Les deux chefs d’État ont ensuite participé à une réunion de la Conférence Internationale sur la Région des Grands Lacs (CIRGL) pendant laquelle l’envoi d’une force régionale neutre de maintien de la Paix a été décidé. Selon Paul Kagamé, il reste à en définir les contours, notamment « la taille, le mandat, les nationalités ». Car, déjà, les avis divergent. Les Congolais soupçonnent Kigali et Kampala de vouloir imposer la présence de militaires rwandais et ougandais. L’UA, pour sa part, est disposée à envoyer des troupes. « La Monusco [Mission des Nations Unies pour la Stabilisation de la RD Congo] va commencer le travail le temps de procéder au déploiement de cette force dans les prochaines semaines, précise Lamamra.

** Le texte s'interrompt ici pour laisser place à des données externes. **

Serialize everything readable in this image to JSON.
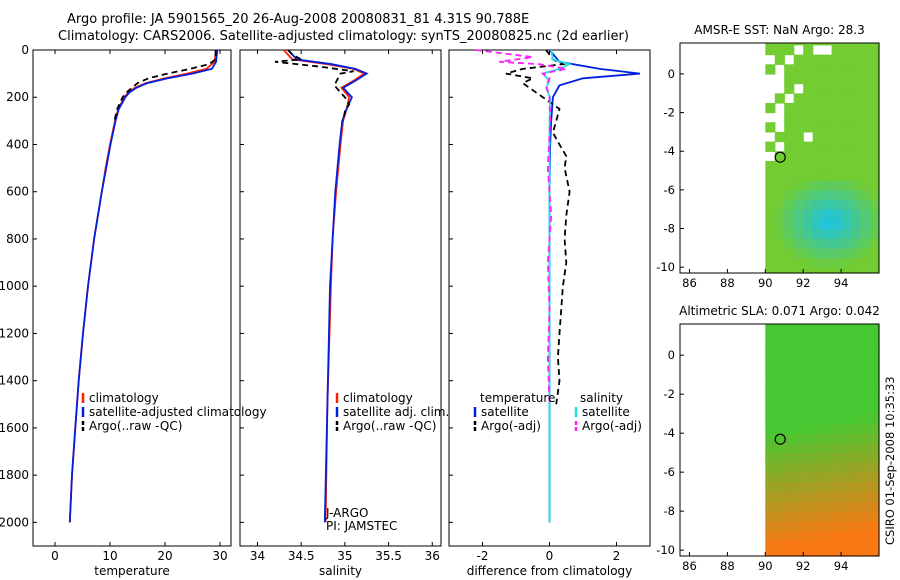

Sa mise en œuvre requiert toutefois une réelle volonté politique. » La Maison Blanche s’est dite prête à aide mais devra définir une ligne claire entre les positions de Susan Rice, représentante des États-Unis à I’ONU, plus attentive aux explications rwandaises, et Hillary Clinton, la secrétaire d’État de Barack Obama, plus proche de Kinshasa.

25 juillet 2012

Brèves (Jeune Afrique n°2689 du 22/07/2012)

Energie : l’autoroute orientale de l’électricité. La Banque mondiale prêtera 684 millions de dollars (557,4 millions d’euros) à l’Éthiopie et au Kenya pour le projet baptisé Autoroute orientale de l’électricité, qui permettra à la première de vendre son surplus d’électricité au second, victime de graves pénuries. Le programme éthiopien repose notamment sur la construction de barrages géants, tel Gilgel Gibe lll – vivement contesté par plusieurs associations écologistes.

Rwanda : Actis cède la Banque Commerciale. Le capital-investisseur britannique Actis a cédé la Banque commerciale du Rwanda à l&M Bank, épaulé du français Proparco et de l’allemand DEG. Septième banque du Kenya, l&M Bank était déjà présente en Tanzanie et à Maurice. Privatisée en 2004 en faveur d’Actis (le Rwanda ayant conservé 20% des parts), la Banque commerciale du Rwanda est la quatrième du pays par le total de bilan (141 millions de dollars, soit 114,9 millions d’euros).